大好きな祖母と、ここに再訪したかったと思った。
それは叶ったと思う。
参拝前、弥彦神社の手前のお茶屋さんで、
祖母が大好きだった甘酒を飲んだ途端、
「祖母は私のそばにいる。」そう感じたからだ。
今日は時間が無いから、弥彦山に登れないけど。
また一緒に、お参りにいこう。
随分前、祖母達と弥彦に到着したが、弥彦山に行けなかったことがある。
「お山様、他の日に私達を招待してくださっているんだね。

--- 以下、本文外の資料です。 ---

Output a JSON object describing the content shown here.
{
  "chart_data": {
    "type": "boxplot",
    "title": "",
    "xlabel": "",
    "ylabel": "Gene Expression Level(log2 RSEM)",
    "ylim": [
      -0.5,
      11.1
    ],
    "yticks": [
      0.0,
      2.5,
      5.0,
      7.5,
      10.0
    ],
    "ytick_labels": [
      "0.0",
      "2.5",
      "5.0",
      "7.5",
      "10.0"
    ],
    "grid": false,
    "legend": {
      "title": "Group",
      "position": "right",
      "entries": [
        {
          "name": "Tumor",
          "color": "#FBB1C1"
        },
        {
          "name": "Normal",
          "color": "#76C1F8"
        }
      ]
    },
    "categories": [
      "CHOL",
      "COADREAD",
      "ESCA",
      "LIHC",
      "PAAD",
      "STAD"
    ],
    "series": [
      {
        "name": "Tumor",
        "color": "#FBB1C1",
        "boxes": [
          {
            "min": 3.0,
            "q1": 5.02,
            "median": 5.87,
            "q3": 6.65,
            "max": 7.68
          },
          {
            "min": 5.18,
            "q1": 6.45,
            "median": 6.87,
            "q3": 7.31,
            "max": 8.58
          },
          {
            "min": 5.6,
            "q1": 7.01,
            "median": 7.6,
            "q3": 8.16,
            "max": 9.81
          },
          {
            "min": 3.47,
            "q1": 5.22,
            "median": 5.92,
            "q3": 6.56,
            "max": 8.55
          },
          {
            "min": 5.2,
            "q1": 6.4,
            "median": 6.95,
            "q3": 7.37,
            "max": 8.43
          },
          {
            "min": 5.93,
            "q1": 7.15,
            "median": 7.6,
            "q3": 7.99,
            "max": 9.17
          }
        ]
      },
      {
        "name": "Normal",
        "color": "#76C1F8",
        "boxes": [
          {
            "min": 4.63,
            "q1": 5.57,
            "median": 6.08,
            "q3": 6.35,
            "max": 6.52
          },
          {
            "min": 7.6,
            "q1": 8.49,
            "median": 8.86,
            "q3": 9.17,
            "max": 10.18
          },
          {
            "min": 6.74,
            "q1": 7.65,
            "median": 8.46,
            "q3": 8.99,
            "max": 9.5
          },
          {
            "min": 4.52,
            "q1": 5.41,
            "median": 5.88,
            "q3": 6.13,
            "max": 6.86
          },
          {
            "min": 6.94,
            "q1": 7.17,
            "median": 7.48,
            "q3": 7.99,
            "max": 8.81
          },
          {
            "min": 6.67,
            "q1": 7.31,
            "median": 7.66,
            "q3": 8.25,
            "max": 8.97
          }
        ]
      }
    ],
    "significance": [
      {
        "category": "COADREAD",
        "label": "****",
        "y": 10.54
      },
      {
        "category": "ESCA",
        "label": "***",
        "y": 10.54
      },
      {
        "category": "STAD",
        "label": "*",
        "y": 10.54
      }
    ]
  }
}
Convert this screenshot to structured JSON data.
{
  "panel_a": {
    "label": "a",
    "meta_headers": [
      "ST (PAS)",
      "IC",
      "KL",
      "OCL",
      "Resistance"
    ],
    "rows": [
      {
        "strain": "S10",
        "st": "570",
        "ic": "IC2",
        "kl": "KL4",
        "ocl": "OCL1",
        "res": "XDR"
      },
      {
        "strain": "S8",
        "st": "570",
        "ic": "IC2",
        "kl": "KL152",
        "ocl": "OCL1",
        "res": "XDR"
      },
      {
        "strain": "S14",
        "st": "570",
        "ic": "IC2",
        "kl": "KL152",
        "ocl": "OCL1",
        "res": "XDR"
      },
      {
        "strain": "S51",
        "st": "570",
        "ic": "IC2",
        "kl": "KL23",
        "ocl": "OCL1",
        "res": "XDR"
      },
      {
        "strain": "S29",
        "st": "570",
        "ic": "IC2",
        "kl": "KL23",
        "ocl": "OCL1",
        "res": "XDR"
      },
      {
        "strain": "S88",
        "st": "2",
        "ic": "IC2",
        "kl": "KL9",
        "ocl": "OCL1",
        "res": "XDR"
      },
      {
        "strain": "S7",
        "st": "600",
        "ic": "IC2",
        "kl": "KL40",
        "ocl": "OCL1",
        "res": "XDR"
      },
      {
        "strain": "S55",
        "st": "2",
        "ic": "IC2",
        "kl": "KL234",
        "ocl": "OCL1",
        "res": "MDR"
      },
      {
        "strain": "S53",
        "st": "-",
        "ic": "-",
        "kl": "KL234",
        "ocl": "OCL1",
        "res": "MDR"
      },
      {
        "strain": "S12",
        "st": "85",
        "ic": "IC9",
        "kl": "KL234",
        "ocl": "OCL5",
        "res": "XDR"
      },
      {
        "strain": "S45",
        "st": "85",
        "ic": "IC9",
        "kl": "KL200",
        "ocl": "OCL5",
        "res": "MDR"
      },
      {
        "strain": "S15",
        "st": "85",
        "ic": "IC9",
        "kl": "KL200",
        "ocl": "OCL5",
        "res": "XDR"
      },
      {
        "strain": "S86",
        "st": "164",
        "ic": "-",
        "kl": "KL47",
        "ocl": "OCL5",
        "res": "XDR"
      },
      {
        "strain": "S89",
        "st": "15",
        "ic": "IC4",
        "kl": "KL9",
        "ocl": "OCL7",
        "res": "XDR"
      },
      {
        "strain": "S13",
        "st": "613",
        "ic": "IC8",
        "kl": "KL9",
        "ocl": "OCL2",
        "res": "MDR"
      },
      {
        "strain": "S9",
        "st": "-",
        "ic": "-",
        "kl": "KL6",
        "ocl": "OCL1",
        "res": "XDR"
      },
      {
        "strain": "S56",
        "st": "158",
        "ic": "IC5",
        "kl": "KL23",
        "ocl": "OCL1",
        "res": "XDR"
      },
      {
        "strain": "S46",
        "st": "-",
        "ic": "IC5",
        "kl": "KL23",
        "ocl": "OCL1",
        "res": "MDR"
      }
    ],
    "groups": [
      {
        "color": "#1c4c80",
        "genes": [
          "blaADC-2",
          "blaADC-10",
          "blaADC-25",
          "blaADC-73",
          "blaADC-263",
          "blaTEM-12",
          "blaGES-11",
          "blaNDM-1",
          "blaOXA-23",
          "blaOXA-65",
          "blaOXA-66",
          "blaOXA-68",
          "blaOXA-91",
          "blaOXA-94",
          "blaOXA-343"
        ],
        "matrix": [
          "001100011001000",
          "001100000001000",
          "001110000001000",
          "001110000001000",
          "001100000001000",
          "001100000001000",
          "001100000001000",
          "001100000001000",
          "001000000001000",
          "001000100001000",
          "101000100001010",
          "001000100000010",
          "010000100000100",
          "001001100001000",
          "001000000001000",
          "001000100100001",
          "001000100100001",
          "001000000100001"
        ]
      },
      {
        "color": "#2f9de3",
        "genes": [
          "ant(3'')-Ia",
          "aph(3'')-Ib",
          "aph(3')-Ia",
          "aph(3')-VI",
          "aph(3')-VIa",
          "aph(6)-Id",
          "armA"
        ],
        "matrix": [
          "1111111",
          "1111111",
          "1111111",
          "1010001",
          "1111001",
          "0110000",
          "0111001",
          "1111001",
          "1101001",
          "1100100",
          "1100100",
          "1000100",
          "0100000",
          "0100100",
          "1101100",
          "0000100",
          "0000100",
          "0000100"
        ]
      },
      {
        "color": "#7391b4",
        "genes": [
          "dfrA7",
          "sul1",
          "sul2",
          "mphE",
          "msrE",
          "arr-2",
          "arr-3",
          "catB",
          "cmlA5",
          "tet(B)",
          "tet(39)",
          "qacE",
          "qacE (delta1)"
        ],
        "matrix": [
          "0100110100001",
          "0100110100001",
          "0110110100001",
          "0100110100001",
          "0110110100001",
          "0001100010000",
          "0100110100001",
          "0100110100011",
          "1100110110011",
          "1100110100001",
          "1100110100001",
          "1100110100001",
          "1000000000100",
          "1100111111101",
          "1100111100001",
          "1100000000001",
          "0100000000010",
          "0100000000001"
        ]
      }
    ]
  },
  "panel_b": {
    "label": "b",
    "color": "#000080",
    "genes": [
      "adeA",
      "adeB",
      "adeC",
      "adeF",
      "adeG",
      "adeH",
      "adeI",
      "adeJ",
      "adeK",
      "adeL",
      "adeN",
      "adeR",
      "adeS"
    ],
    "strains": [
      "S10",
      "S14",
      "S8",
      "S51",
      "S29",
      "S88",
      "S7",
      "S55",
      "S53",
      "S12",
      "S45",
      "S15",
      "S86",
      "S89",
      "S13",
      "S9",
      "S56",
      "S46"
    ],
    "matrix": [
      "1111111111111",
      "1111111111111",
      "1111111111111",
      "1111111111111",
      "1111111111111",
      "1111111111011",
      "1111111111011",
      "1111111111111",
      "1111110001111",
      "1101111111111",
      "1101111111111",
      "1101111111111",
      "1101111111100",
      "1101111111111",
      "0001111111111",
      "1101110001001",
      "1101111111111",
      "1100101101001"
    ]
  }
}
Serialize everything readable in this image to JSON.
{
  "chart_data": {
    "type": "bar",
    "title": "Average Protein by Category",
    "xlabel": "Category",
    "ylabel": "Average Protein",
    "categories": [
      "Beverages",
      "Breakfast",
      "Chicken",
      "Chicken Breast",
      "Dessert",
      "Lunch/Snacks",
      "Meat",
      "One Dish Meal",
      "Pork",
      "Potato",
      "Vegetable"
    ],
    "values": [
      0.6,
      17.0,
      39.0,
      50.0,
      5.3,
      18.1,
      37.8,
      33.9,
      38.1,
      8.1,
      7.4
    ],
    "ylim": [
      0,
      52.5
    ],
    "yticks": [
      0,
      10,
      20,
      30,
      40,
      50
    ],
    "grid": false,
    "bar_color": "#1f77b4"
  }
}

」
ロープウェイに乗れなくて残念だった幼い私だが、
その言葉を覚えている。
きっとこの日もそうだったんだろうな。
今度は一泊して。温泉につかって、ゆっくりしたいな。
そっと「祖母」に、そうつぶやいて、駅へ向かう。
すると無料で利用できる足湯を発見。
「足だけでも浸かって、ゆっくりしていきなさいよ。」
という、祖母からのサインかな。
足はもちろん、心もあたたかくなった。